I am trying to understand the Random Survival Forest output and how to use it to predict survival times of a cancer patients in an active drug study. I have stepped through this demo that uses breast cancer data from 686 individuals to train a survival time model and I don't quite understand the output of the trained model.
It seems that the Random Survival Forest is being trained on data where each row corresponds to a patient and the covariates/predictors (estrogen levels, tumor size, etc) are from the "endpoint" of the study: either when the patient passes or when the study ends.
The demo then uses the test data (which similarly has "endpoint" covariate measurements) to score the model.
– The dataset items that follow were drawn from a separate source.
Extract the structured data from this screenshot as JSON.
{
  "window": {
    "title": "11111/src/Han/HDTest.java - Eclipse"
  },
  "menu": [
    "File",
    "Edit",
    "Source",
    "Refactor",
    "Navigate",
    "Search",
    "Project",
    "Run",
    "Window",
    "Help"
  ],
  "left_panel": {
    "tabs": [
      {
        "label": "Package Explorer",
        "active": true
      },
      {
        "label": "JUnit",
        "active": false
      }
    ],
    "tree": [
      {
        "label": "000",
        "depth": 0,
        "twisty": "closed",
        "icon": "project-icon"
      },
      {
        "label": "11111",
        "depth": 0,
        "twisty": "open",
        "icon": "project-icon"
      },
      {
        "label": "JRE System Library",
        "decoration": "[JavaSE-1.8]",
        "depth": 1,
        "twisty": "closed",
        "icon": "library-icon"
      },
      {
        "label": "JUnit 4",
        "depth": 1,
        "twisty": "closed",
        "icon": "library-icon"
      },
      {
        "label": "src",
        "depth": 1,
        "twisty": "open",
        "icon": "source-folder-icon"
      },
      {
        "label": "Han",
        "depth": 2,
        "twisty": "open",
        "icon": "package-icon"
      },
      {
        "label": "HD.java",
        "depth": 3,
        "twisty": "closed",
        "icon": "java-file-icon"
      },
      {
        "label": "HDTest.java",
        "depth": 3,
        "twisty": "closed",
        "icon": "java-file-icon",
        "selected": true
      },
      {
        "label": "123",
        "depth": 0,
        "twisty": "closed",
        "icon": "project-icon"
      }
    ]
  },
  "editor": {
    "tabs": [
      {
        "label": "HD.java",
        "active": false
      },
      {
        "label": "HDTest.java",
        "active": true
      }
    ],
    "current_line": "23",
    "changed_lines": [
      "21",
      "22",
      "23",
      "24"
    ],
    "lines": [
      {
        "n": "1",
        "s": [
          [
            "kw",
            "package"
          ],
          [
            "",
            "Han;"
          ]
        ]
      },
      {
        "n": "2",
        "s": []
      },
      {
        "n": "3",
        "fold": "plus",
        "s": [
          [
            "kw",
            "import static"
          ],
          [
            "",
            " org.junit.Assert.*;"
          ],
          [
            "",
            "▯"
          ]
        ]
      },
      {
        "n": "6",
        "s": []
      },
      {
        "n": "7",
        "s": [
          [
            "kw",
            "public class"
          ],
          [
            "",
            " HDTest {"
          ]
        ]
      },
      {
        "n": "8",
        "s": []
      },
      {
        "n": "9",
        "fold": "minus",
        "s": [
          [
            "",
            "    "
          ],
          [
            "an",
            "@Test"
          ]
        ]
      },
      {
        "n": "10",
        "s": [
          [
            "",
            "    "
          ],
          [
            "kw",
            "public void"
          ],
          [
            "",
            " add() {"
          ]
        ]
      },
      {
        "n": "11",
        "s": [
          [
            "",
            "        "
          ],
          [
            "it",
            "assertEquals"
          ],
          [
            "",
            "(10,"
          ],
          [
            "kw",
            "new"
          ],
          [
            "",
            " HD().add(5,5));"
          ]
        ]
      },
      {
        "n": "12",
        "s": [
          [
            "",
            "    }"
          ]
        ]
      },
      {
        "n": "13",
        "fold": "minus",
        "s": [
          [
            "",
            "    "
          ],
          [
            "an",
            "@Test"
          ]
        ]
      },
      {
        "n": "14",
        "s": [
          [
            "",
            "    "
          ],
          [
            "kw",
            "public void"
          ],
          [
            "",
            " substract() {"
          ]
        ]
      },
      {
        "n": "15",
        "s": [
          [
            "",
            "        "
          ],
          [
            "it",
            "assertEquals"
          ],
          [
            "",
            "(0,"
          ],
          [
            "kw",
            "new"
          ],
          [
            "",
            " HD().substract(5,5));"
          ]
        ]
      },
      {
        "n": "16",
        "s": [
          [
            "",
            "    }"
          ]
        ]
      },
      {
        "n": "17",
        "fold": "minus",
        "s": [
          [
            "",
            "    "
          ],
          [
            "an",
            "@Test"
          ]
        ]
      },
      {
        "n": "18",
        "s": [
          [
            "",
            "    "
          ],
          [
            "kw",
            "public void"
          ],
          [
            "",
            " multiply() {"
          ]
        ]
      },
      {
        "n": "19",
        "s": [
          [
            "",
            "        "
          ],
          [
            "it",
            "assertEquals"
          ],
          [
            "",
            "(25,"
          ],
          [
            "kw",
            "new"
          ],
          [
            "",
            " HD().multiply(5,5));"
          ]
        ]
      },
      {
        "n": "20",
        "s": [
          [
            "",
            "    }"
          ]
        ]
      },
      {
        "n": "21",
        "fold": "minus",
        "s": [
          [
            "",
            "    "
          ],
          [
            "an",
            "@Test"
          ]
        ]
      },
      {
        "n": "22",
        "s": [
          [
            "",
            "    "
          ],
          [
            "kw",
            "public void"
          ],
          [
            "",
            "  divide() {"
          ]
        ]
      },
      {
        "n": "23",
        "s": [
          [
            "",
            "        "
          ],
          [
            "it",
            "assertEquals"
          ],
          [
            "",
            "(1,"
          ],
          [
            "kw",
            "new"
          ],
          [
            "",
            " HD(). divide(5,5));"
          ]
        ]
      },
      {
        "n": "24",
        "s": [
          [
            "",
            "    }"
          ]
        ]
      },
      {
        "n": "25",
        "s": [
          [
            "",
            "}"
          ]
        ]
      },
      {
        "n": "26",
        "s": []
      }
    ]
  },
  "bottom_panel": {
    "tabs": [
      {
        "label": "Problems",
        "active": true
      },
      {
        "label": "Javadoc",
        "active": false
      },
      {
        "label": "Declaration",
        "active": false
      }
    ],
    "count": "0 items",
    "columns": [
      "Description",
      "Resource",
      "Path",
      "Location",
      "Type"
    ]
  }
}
The output of rsf.predict_survival_function(X_test_sel, return_array=True)
gives an array that represents the survival probability over time for each patient in X_test_sel
. Is the correct interpretation of this array the survival probabilities for time t
where t
is after the measurement time given as input to the model or is t
the time from the start of the study?
Additionally, wouldn't a more realistic test scenario be using covariate measurements of a patient at the start of the study (and not at the endpoint)? Can a model be trained on "endpoint" covariate measurements be used to actually predict the survival time of a patient whose future covariate measurements are not known (where only current measurements at the start or midpoint of the drug trial are given)?
Apologies in advance if these are very basic questions; I am new to the area.